Researchers in the field of cybersecurity has demonstrated an exploit that could allow attackers to compromise a Mac from Apple when you first connect to a wireless network Wi-Fi.
About the problem reported by Jesse Endal, chief security officer at Fleetsmith, and Max Bellinger from Dropbox.
According to the report, provided by the experts at the conference Black Hat, the errors are in order to configure these desktop computers.
Experts drew attention to two tools — Device Enrolment Program and Mobile Device Management, they are used to ensure that employees were able to pass the setup process for the organization. You can use them to work from home.
In fact, these tools allow you to immediately configure the device to connect to the ecosystem of the company after the first connection of the Wi-Fi network.
“We have discovered a bug that allows to compromise the device by installing malicious software. All this can be done before the user first time logs on to the system,” explains Jesse Endal.
“Thus, before the user will first see a Desk, his computer will already be compromised.”
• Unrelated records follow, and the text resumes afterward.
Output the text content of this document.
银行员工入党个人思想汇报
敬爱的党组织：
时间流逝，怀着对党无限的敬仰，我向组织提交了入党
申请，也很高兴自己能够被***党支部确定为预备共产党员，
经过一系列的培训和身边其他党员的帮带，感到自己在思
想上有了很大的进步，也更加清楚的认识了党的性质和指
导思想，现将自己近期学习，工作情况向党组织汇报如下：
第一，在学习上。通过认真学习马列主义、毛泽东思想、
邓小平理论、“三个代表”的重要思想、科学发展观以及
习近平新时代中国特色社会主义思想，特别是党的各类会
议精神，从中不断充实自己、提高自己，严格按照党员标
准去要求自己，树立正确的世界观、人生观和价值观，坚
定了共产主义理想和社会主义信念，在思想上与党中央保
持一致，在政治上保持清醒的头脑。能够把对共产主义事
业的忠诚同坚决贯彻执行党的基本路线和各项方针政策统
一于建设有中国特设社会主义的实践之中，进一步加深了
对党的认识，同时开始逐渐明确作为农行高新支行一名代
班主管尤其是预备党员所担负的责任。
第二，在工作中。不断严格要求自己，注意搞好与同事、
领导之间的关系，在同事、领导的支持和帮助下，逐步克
To make a successful attack the attackers will help the notorious technique of “Man in the middle” (man-in-the-middle attack an intermediary). With its help, the attackers can upload malicious files.
The main gap lies in the absence of a certificate if you are using Mobile Device Management to determine which apps should be installed. That is, download applications not verificarea.
Despite the fact that the exploit code for the flaw already exists, cybercriminals need access to a specific set of tools and privileges that the attack actually worked. Such targeted attacks would be interesting, for example, state hackers, as they allow to penetrate the enterprise network and get all the inside info.
Apple has eliminated this vulnerability with the release of macOS High Sierra 10.13.6 in July, but experts say that it is not to late to address the problem. Has not received updates devices are still vulnerable to attacks.